Le cœur du détective fit un bond :
Son professeur… Je le soupçonne d’être un Apothicaire… Une voie sous le contrôle de l’Église de la Terre Mère et l’École de Pensée de la Vie… Celle-ci transmet ses enseignements par le biais du mentorat…
– « Pourquoi dites-vous cela ? » Demanda-t-il, intrigué.
L’Apothicaire soupira :
– « Mon professeur m’a conseillé de choisir une voie qui m’apporterait suffisamment de chance mais au final, je suis devenu préparateur de remèdes. De fait, je cherche en vain depuis deux ans les ingrédients pour préparer la potion liée à la prochaine Séquence. J’envie votre chance. »
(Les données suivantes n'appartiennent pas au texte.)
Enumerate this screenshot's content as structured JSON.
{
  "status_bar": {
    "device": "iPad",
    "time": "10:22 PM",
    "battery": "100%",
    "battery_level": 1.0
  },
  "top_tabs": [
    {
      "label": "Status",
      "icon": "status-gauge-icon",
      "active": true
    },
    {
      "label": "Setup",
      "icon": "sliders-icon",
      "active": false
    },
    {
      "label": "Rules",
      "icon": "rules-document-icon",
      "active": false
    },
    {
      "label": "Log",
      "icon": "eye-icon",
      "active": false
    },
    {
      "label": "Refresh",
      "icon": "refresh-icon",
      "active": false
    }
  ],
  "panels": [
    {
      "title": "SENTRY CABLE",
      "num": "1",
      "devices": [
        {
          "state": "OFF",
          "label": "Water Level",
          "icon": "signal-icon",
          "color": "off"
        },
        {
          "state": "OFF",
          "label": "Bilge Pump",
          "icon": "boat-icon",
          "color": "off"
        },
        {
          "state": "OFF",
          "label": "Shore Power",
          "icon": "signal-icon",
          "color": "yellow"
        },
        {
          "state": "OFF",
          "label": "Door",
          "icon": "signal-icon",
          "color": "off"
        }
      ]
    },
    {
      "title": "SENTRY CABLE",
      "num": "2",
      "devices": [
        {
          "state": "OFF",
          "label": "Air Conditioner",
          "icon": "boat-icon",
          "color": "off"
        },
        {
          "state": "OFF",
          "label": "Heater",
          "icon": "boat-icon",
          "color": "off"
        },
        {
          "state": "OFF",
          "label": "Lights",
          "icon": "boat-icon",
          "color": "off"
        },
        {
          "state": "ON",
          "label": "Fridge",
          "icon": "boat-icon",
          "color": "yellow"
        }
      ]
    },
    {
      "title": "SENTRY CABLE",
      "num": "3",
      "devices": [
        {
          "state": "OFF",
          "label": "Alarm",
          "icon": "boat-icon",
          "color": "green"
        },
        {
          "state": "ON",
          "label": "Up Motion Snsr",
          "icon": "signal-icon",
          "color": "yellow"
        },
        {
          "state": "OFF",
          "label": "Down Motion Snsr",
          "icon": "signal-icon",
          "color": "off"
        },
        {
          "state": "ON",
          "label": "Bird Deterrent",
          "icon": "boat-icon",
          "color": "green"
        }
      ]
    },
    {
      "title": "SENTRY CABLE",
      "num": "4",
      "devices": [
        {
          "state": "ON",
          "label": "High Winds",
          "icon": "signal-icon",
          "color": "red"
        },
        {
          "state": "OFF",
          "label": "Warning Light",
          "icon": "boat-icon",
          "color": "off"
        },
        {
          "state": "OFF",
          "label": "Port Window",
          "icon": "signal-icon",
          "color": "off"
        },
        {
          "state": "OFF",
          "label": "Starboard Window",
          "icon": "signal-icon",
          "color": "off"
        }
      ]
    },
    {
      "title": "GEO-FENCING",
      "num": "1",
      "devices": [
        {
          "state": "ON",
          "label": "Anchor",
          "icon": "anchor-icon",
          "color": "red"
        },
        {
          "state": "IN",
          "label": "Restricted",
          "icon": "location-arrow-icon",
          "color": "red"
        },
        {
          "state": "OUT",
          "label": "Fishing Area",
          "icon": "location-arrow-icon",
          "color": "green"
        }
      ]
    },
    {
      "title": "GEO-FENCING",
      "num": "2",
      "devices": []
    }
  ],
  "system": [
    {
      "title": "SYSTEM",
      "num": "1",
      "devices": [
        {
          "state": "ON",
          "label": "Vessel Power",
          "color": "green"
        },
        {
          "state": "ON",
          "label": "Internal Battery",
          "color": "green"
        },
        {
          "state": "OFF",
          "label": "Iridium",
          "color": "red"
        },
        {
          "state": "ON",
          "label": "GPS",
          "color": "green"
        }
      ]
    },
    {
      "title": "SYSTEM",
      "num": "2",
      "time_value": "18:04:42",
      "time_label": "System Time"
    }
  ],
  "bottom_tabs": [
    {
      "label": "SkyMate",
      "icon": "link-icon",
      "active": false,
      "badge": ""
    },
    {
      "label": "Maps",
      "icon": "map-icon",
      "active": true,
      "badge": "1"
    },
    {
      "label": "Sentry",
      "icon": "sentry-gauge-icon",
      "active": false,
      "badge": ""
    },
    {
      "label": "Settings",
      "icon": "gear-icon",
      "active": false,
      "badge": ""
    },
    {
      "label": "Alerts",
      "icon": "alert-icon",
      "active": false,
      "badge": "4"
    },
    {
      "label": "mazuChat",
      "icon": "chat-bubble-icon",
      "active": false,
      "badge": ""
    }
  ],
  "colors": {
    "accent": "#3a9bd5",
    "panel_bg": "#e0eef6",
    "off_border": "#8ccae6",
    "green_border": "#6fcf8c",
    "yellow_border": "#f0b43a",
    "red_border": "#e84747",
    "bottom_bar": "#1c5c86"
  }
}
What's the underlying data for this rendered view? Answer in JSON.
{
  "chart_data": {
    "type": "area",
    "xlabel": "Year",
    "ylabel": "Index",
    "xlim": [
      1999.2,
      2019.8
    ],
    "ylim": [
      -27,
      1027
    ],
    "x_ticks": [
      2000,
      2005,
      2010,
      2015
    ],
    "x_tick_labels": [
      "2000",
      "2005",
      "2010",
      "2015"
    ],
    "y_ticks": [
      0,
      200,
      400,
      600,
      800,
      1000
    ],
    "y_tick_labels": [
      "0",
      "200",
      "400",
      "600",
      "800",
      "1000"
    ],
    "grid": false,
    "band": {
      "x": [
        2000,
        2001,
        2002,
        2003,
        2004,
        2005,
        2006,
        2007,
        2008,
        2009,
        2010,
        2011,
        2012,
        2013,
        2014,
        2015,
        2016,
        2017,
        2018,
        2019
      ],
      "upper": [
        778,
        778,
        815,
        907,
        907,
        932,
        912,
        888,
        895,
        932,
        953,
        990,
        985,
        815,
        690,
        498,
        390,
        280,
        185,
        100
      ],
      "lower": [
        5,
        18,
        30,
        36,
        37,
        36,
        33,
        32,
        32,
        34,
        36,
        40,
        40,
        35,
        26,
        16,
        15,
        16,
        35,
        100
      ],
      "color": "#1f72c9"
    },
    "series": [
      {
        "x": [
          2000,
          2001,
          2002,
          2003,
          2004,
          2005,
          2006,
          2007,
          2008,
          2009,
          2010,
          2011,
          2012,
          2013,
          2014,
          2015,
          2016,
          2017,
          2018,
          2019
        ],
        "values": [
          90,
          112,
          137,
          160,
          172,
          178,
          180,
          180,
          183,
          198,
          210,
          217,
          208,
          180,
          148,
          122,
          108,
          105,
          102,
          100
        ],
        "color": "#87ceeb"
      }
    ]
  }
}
Rendre les gens suffisamment chanceux… Cela ressemble beaucoup à la voie de Séquence du Monstre… Il fait donc vraiment partie de l’École de Pensée de la Vie…
– « Et qu’est-ce qui vous a motivé à choisir cette voie ? » Demanda Klein avec un sourire.
L’Apothicaire se redressa soudain et répondit :
– « C’est une décision d’homme ! Lorsque j’ai su que je pouvais concocter des potions pour améliorer mes capacités, j’ai choisi cette voie sans hésiter ! ».